Down the road, Bob Perris, the headteacher of Hedworthfield primary school, said he was witnessing a sense of hopelessness among a small minority of young children he "would not have seen 10 years ago." He is increasingly worried by children's expectations of what they can achieve for themselves. Ten and 11-year-olds, he said, were beginning to believe "with some justification" that they were not going to get a job and that "real ambitions are just dreams". He said: "It is better to be famous for being a clown or a toughie than working hard and being a failure. Everyone wants a place in life, but many male adults in the area can only be important by being anti-authoritarian.
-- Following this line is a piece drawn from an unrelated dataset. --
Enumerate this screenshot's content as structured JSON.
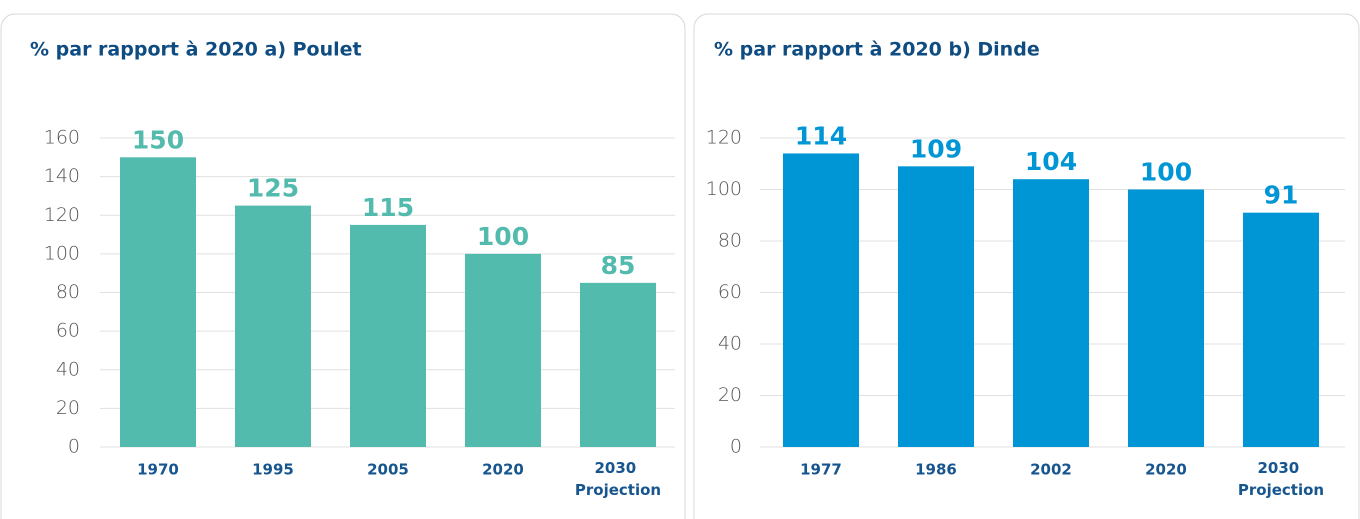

These role models are set up because adults are so disaffected."

Hedworthfield operates a system of rewards for hard work and good behaviour and children are taken on as many trips as possible "to provide a sense of responsibility and opportunity", but the school, he said, has no control over people's job prospects or parenting skills, which are an issue in a small minority of cases.

Thirsk School in North Yorkshire, which has received Pounds 15,000 from North Yorkshire Training and Enterprise Council over the past two years for research into boys' under-achievement, has consulted pupils extensively about attitudes to work and is now following through recommendations.

Boys, staff have found, prefer active lessons with opportunities for involvement such as role play. "When boys are bored they switch off," said Mike Brown, the deputy head. "When girls are bored they still tend to conform. " The school is looking at the way teachers mark work and investing in "good quality non-fiction" in the library to encourage boys to read independently.

This week Year 11 parents met with teachers to discuss male underachievement. Mike Brown said: "We want to warn them against the danger of boys' believing that everything will be all right on the [exam] day."

Last year the most common GCSE grade among girls at Thirsk was C; among boys the most common grade was D.